Per l’inondazione finale due ponti inclinati agganciati da catene scivolano verso il basso facendo rotolare i corpi degli interpreti verso gorghi di fango rivelati da un debole sciacquio dell’acqua presente sul palcoscenico.

La struttura a collage si presta alla variazione e all’inserimento di materiale diverso a seconda della situazione, e qui,  nella scena dedicata ad alcune assurdità della vita contemporanea, il nastro magnetico diffonde (anziché le idiozie della burocrazia) frammenti della registrazione della prima del 13 aprile 1961:  i fischi, gli insulti fascisti, i commenti pungenti e la Fenice illuminata ad arte ridiventa soggetto e un’emozione corre per la sala. E non siamo tutti  chiamati in causa quando in un atto di pubblica accusa viene illuminata la platea e la voce recitante si rivolge a noi  mettendoci in guardia dal crimine della passiva indifferenza?

L’ottima esecuzione musicale è stata determinante per il successo dello spettacolo. Stefan Vinke, interprete abituale di musica contemporanea, dimostra grande adesione drammatica ed interpretativa con il ruolo sofferto e dolente dell’emigrante. Cornelia Horak è la compagna, polo positivo che rappresenta la speranza, capace di buon sfogo lirico nei cantabili. Aggressiva e asprigna la donna di Julie Mellor, amante abbandonata che si fa persecutrice spietata. La voce baritonale di Alessandro Paliaga ben esprime l’anelito di libertà dell’algerino. Michael Leibunggut è un torturato.

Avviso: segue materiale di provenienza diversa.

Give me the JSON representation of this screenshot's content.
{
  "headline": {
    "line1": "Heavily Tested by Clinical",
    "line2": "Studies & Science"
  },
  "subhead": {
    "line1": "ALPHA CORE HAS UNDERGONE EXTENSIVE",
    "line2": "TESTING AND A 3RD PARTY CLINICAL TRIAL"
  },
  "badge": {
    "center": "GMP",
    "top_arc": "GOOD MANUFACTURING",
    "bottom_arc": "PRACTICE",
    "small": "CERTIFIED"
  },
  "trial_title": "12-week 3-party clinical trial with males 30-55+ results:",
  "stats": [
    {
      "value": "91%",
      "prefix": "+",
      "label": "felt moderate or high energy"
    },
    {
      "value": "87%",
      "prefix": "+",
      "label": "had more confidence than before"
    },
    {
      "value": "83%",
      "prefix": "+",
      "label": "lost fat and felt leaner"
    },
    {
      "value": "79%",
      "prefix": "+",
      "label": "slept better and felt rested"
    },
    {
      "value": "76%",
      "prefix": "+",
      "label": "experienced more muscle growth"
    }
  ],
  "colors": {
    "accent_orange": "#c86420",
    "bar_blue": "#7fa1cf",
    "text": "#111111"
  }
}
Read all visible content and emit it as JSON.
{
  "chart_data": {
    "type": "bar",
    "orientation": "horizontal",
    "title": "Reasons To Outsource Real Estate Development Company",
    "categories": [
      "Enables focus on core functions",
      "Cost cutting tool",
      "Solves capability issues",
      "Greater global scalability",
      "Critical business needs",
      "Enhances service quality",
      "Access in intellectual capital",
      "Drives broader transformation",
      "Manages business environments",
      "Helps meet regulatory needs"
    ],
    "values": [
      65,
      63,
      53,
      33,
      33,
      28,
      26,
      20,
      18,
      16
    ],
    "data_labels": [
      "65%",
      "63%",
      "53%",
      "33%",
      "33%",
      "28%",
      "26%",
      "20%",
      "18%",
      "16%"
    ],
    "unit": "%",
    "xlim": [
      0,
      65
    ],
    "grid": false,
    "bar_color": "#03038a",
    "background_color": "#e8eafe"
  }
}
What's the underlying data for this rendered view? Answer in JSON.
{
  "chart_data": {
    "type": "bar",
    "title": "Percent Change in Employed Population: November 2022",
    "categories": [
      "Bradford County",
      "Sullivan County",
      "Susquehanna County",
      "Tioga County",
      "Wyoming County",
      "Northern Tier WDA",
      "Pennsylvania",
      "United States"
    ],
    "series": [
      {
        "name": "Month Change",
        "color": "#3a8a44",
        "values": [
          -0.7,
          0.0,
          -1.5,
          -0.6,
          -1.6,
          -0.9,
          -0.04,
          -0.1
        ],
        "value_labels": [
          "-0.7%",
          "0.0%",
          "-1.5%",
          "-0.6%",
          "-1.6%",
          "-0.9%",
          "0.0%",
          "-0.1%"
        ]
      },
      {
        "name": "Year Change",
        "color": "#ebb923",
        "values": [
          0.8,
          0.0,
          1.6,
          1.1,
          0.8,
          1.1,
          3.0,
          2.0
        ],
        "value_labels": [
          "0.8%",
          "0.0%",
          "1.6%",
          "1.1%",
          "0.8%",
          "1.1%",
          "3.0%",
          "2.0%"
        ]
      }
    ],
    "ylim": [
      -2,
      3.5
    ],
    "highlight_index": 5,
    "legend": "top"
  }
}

La nitida direzione di Lothar Zagrosek esalta l’asprezza espressionista della musica di Nono, potente e incisiva, scolpita con violenza nella sua serialità in una tensione cupa ed inesorabile che offre pochi squarci di dolcezza e lirismo. Ben calibrate le diverse fonti sonore, puntuale l’uso di materiale registrato (regia del suono di Alvise Vidolin). Un plauso al coro della Fenice preparato da Claudio Marino Moretti  per un’esecuzione che valorizza al massimo le pagine corali.
Niente più risse  in teatro, ma tanti applausi e una viva emozione per un’opera “forte” che riprende il  posto che le spetta nel repertorio.